"Eight of the 19 variants that were genome-wide significant (P < 5 × 10−8) in the discovery GWAS were not genome-wide significant in the combined analysis, consistent with small effect sizes and limited power but also with genetic heterogeneity."Is that really what it's consistent with? If you have variants that were found to be significant in previous studies and you include the data from those studies in your current study, even if the effect size was small (and, the power now increased), you should expect most of them to retain significance, even if they weren't significant in the new data set independently. The fact that half of them have lost significance is a good indication that most or all of them were false positives to begin with. Moreover, once again, why not do an independent GWAS (I'm assuming they did not) of the new data and compare it to the old data?

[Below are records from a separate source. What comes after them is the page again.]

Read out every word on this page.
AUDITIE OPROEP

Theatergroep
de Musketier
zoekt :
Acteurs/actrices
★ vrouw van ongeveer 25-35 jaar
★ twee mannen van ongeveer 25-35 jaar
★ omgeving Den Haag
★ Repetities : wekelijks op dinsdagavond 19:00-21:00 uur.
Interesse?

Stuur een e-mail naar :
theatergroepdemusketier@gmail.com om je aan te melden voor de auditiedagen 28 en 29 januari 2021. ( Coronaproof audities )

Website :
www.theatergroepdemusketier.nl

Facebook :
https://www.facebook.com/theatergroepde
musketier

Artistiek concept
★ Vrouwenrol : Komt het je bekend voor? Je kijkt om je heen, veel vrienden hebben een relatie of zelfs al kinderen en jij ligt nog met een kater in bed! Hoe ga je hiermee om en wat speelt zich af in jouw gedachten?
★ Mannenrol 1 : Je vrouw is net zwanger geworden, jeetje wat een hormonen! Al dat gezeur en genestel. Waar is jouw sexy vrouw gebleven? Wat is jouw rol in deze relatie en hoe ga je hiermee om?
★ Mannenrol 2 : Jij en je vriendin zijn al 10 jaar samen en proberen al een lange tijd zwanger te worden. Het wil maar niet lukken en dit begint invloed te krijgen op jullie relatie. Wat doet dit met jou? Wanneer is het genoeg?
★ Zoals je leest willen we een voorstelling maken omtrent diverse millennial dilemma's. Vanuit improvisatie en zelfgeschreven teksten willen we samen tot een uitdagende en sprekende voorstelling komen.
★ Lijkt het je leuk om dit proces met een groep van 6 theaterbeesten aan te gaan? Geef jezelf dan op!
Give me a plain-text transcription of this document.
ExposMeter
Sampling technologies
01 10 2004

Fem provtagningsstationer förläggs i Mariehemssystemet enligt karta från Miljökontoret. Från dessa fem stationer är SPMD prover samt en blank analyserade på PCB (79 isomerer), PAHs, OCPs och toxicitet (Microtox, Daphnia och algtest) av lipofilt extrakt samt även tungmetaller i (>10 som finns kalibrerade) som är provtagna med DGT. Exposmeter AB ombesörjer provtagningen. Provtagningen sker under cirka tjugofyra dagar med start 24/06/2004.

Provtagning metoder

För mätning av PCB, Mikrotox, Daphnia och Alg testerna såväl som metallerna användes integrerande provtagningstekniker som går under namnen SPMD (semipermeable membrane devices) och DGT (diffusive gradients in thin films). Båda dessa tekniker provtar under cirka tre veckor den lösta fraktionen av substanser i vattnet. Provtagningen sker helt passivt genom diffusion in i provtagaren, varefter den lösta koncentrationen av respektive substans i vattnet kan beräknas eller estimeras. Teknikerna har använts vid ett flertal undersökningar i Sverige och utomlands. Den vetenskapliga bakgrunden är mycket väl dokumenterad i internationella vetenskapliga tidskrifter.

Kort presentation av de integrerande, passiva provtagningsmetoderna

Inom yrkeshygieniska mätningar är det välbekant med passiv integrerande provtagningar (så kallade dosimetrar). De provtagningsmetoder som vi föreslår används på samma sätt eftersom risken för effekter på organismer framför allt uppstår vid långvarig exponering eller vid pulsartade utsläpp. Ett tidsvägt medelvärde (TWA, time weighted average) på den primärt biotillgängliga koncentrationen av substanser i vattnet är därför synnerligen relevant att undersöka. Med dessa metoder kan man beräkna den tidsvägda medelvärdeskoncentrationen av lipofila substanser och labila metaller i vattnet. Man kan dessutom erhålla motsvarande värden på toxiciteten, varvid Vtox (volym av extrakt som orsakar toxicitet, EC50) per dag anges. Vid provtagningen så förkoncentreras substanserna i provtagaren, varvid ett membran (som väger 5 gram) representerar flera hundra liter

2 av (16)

Now let's look at the very next sentence:
In the combined analysis, 30 loci were genome-wide significant, including 20 newly identified loci.So 10 (or 11, unclear) of the loci did not replicate out of 19, even with the datasets in which they were found significant, then 20 new loci are added. If these were again false positive, one would expect an increase in the number of false positives with additional data. What is the reason for assuming that these 20 novel loci are anything more than the next batch of false positives until the next meta-analysis comes along? This is yet another example of a GWAS study that folds over old data into a meta-analysis and makes no attempt to assess the new data independently, making it impossible to determine whether ANY of the previous loci were independently replicated.